Les déformations engendrées par la chaleur sont plus importantes sur le béton mais ceci n'entraîne pas de
ruine de l'élément. En revanche, le plâtre se fracture et s'effondre sous son propre poids. Ce phénomène est la
cause principale de la limitation de la tenue au feu du plâtre lors des essais normalisés.
V . CONCLUSION
La nature fortement hygroscopique des copeaux de bois empêche leur utilisation directe en tant que granules
légers dans les bétons. Une pré humidification s'avère indispensable et permet l'hydratation de la base
cimentaire. Nous avons montré qu'un traitement supplémentaire de ces copeaux au silicate de sodium
améliorait la liaison pâte granulat et, par là même, les résistances mécaniques du matériau. Elles sont
augmentées de 10 à 20% sans variation de la masse volumique de ce béton léger.

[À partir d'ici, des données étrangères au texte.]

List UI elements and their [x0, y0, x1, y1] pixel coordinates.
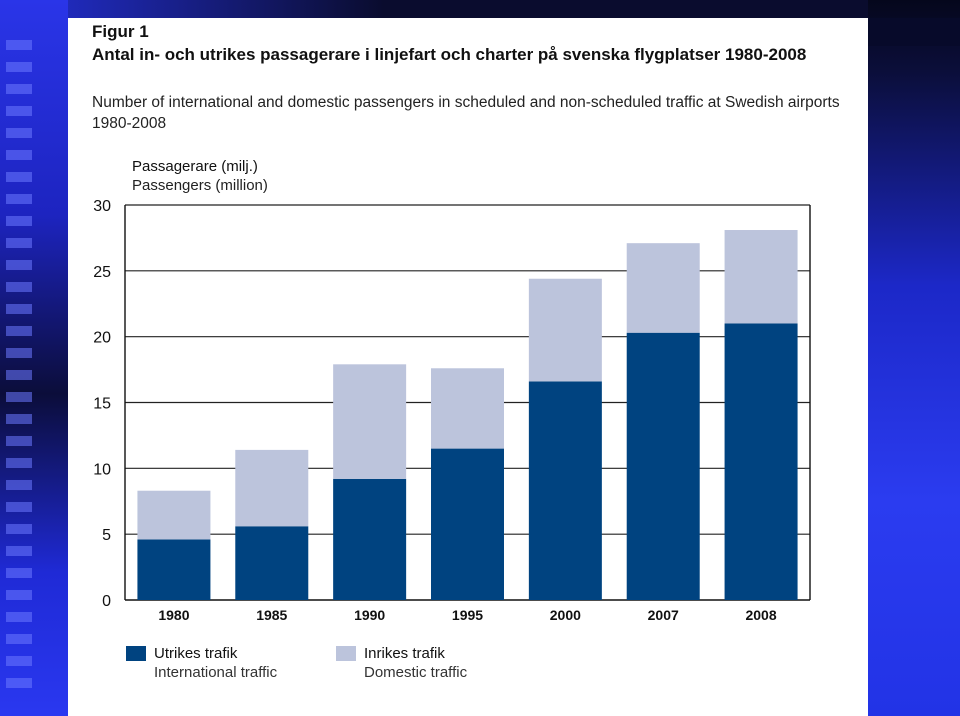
chart-title-swedish: Antal in- och utrikes passagerare i linj…: [92, 45, 807, 64]
x-tick-label: 1990: [354, 607, 385, 623]
bar-domestic-2007: [626, 243, 700, 333]
x-tick-label: 2000: [550, 607, 581, 623]
y-axis-label-english: Passengers (million): [132, 177, 268, 194]
slide-background-band: [868, 18, 960, 46]
bar-international-1990: [333, 478, 407, 600]
legend-swatch-domestic: [336, 646, 356, 661]
bar-international-1985: [235, 526, 309, 600]
y-tick-label: 20: [93, 330, 111, 347]
bar-international-1980: [137, 539, 211, 600]
x-tick-label: 2008: [745, 607, 776, 623]
bar-domestic-2000: [528, 278, 602, 382]
bar-domestic-1990: [333, 364, 407, 479]
y-tick-label: 15: [93, 396, 111, 413]
legend-label-domestic-en: Domestic traffic: [364, 664, 468, 681]
y-tick-label: 25: [93, 264, 111, 281]
bar-domestic-1980: [137, 490, 211, 540]
bar-domestic-1985: [235, 449, 309, 527]
legend-swatch-international: [126, 646, 146, 661]
decorative-squares: [6, 40, 32, 700]
chart-title-english: Number of international and domestic pas…: [92, 94, 840, 132]
y-tick-label: 0: [102, 593, 111, 610]
legend-label-domestic-sv: Inrikes trafik: [364, 645, 445, 662]
bar-domestic-1995: [431, 368, 504, 449]
slide-background-left: [0, 0, 68, 716]
y-tick-label: 10: [93, 461, 111, 478]
legend-label-international-en: International traffic: [154, 664, 278, 681]
x-tick-label: 1995: [452, 607, 483, 623]
figure-label: Figur 1: [92, 22, 149, 41]
legend-label-international-sv: Utrikes trafik: [154, 645, 238, 662]
y-axis-label-swedish: Passagerare (milj.): [132, 158, 258, 175]
x-tick-label: 2007: [648, 607, 679, 623]
y-tick-label: 30: [93, 198, 111, 215]
bar-international-2000: [528, 381, 602, 600]
figure-panel: Figur 1 Antal in- och utrikes passagerar…: [68, 18, 868, 716]
bar-international-2008: [724, 323, 798, 600]
slide-background-top: [0, 0, 960, 18]
x-tick-label: 1985: [256, 607, 287, 623]
slide-background-right: [868, 0, 960, 716]
bar-domestic-2008: [724, 230, 798, 324]
bar-international-1995: [431, 448, 504, 600]
bar-chart: 0 5 10 15 20 25 30 1980 1985 1990 1995 2000 2007 2008: [93, 198, 811, 623]
y-tick-label: 5: [102, 527, 111, 544]
bar-international-2007: [626, 332, 700, 600]
x-tick-label: 1980: [158, 607, 189, 623]
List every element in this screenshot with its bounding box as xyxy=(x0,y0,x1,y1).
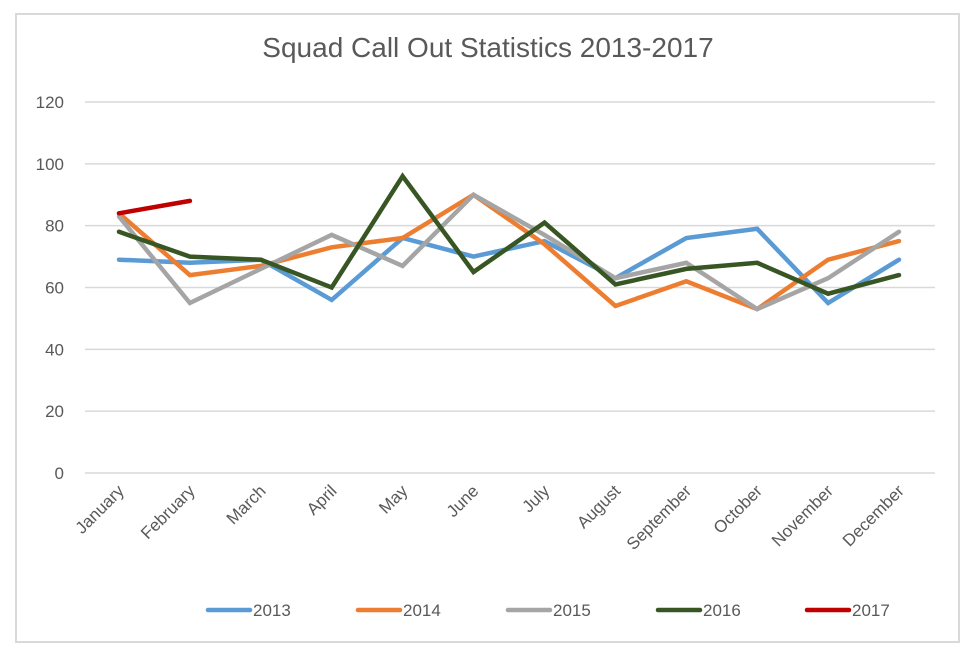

L'utilisation de ce matériau en tant que solution coupe feu présente, par rapport au plâtre habituel,
l'inconvénient d'avoir une faible chaleur latente mais à l'avantage de rester stable mécaniquement pendant
toute la durée de la chauffe.
Les premiers résultats de vieillissement aussi bien en salle humide qu'en salle sèche, laissent présager un
comportement durable de ce type de matériau.
Les observations microstructurales réalisées sur les échantillons chauffés semblent montrer une protection
partielle de la matrice cimentaire par les copeaux mais ces essais mériteraient d'être confirmés.